Steve: Hi! I saved all my money to buy an 8K Commodore PET, and learned machine code by finding some interesting code at the end of Your Commodore PET Revealed. That turned out to be machine code, and I could enter it into the PET by use of the hex editor, entered by typing sts 1024, if I remember correctly! The machine was purchased from B&B Computers in Bolton, and Ian Hetherington of Imagine and Psygnosis fame was a director there.
AA: Which early games do you recall playing?
SR: All the early Atari VCS games, especially really fun ones like Combat. I couldn’t believe my eyes when I saw a commercial for VCS Basketball. I saved up with my brother to buy it.
AA: You became a lifelong Atari fan at this point, notably the 400/800. Why that computer in particular?
SR: Well, it had a 6502 processor, which was the same as the Commodore PET, and the graphics were pretty impressive and elegant for the time. There were some great magazines out at the time that supported the Atari 400/800, especially an American magazine called Byte which had some excellent technical articles. Getting a floppy disk drive with its huge 88k was also a large leap forward compared to audio tape.
AA: How did you meet Phil Morris and get involved with English Software?
SR: My brother would visit Gemini Electronics – owned by Phil – to buy games for the Atari VCS. He then bought an Atari 400 which I did some programming for, and showed Phil the results. I developed a machine code/BASIC hybrid game called Cosmic Conflict, and Phil sold it.
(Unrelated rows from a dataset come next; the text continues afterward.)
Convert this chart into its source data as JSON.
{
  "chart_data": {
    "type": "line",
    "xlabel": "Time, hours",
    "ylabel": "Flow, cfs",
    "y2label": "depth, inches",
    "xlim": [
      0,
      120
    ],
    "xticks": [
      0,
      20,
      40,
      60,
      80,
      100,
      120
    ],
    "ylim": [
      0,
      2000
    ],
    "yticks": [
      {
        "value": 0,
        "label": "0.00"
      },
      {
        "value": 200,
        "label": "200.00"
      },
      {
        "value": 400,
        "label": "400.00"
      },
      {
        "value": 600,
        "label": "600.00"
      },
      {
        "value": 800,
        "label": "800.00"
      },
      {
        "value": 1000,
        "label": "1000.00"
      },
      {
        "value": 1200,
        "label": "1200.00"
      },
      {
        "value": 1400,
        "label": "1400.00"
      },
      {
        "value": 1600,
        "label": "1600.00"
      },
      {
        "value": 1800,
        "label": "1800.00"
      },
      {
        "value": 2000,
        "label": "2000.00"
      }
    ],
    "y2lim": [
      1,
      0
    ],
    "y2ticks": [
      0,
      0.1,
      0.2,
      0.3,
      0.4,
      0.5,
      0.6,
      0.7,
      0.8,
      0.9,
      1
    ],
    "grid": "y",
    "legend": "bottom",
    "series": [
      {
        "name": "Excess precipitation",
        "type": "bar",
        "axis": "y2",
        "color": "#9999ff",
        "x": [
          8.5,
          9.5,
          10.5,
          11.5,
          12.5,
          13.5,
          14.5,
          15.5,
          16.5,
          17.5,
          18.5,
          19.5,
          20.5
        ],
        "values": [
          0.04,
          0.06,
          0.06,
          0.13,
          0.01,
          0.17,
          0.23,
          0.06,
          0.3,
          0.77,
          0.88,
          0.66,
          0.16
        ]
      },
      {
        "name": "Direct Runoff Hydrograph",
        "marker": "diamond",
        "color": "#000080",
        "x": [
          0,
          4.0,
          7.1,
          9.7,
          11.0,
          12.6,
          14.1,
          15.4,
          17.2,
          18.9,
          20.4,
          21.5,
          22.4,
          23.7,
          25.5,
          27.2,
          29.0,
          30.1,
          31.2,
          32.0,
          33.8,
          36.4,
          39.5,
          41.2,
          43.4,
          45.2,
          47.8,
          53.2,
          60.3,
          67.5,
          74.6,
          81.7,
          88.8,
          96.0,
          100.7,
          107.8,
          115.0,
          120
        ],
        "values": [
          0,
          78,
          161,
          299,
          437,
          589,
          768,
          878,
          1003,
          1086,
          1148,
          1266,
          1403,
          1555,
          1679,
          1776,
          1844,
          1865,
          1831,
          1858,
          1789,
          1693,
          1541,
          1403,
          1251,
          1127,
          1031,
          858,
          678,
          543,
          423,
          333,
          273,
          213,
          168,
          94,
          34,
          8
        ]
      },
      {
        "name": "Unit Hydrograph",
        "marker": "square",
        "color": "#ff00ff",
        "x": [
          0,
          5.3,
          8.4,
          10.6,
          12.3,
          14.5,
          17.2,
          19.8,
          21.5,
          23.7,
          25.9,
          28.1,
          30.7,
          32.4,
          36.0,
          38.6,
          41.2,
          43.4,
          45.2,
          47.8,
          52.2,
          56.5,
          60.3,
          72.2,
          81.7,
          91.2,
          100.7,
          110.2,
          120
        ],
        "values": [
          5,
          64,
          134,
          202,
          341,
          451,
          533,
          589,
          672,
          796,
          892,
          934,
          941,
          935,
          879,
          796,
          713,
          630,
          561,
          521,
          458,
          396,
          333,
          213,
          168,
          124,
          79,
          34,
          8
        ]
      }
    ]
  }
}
After that, he lent me an assembler and disk drive, and that led to the development of Airstrike. I also worked weekends at Gemini selling software and hardware. It was a great time.
AA: Sounds it! What was the next step in your career?
SR: I was getting married and thought that Imagine Software would be more stable and thus easier for me to get a mortgage. The irony was that Phil gave me a large royalty cheque during my wedding, together with an aluminum cooking pot that I still have!
AA: Were you there at the end of Imagine? What was that time like?
SR: Completely surreal. I was staying at a hotel for some of the week while working on an Atari 400/800 Olympics game with a view to selling it to Atari. Then, one day the manager of the hotel was waiting for me, and I found out that the bills had not been paid. So, at that point, I would work through the night for a lot of the week, then take my Sage IV development system home at the weekend to work. So even at the end, the Atari team was fully committed while the company fell apart. There were some great people at Imagine, and it was a fantastic experience.
AA: You eventually started work at MC Lothlorien / Icon Design?
SR: I joined there sometime in 1985. They were good people, and the first game I worked on was Legions Of Death for the Commodore 64. I wasn’t a great fan of war games as such but thought that was good to work on, and we did some cool stuff in that period. While there I also did Atari 400/800 conversions of Flash Gordon, Revenge Of The Mutant Camels, Molecule Man and Universal Hero. The bonus for Molecule Man allowed me to buy an Atari ST to work at home on.
AA: What was your first 16-bit game?
SR: Never Mind. It was a challenge, as the original programmer wasn’t making great progress so I ended up writing it during evenings while managing the office by day. But it was great to work on and obviously proved to be my gateway to a job at Psygnosis. I had an amazing ten years there, eventually ending up as Director of all External Developments and working with great people on many great products.
AA: How do you look back at your time in the Eighties?
SR: It was like the beginning of an industry. We were one of the first developers in Europe to deliver 100% machine code experiences with products like Airstrike on the Atari 400/800. It was great fun, but having said that, the industry is constantly fun, and part of its charm is the speed at which it advances and that it never stagnates. The other cool thing is that a couple of my children are now in the industry and winning awards in their own right. They used to help me when they were as young as five to look at games and visit some of the UK’s most successful developers, so you could argue they have been in the industry longer than most!
AA: Finally, what is your favourite own game of those early days?
SR: I would say that would be Airstrike as it got me into the industry, allowed me to do what I wanted to do on my own terms, and also pay the bills!